3. Tony Bennett, Virginia Cavaliers -- While playing for his father Dick at Green Bay, Bennett was a two-time player of the year in the Mid-Continent Conference (now the Summit League), leading the Phoenix to three postseason berths while graduating as the conference's leader in points and assists. Bennett played 152 NBA games as a backup guard with the Charlotte Hornets, before injuries hastened the end of his career.
2. Larry Krystkowiak, Utah Utes -- Krystkowiak was a stud at Montana -- he won Big Sky MVP honors three times and continues to rank as the school's all-time leader in points (2,017) and rebounds (1,105). Krystkowiak went on to play nine years in the NBA as a member of the Spurs (1986-87), Bucks (1988-92), Jazz (1992-93), Magic (1993-94), Bulls (1994-96) and Lakers (1996). He averaged 8.1 points and 4.1 rebounds a game in his NBA career, and played alongside the likes of Jordan, Pippen, Stockton/Malone, Shaq and Kobe before hanging up the shoes.
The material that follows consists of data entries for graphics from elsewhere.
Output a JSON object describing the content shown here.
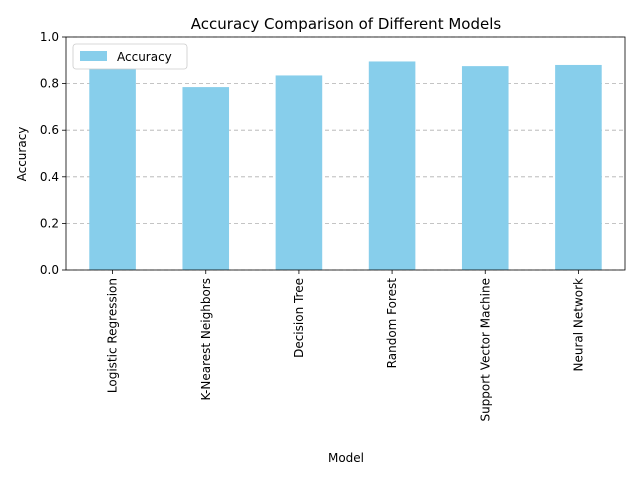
{
  "chart_data": {
    "type": "bar",
    "title": "Accuracy Comparison of Different Models",
    "xlabel": "Model",
    "ylabel": "Accuracy",
    "categories": [
      "Logistic Regression",
      "K-Nearest Neighbors",
      "Decision Tree",
      "Random Forest",
      "Support Vector Machine",
      "Neural Network"
    ],
    "series": [
      {
        "name": "Accuracy",
        "values": [
          0.865,
          0.785,
          0.835,
          0.895,
          0.875,
          0.88
        ],
        "color": "#87ceeb"
      }
    ],
    "ylim": [
      0,
      1.0
    ],
    "yticks": [
      "0.0",
      "0.2",
      "0.4",
      "0.6",
      "0.8",
      "1.0"
    ],
    "grid": "y-dashed",
    "legend_position": "top-left"
  }
}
1. Kevin Ollie, Connecticut Huskies -- Ollie was a four-year starter at point guard for UConn (1992-95), racking up 619 assists and playing on three NCAA tournament teams under Jim Calhoun. Ollie's final two teams with the Huskies went a combined 57-10 and 32-4 in the Big East. Ollie was not drafted but would end up playing 662 games for 11 different NBA franchises before retiring at age 37.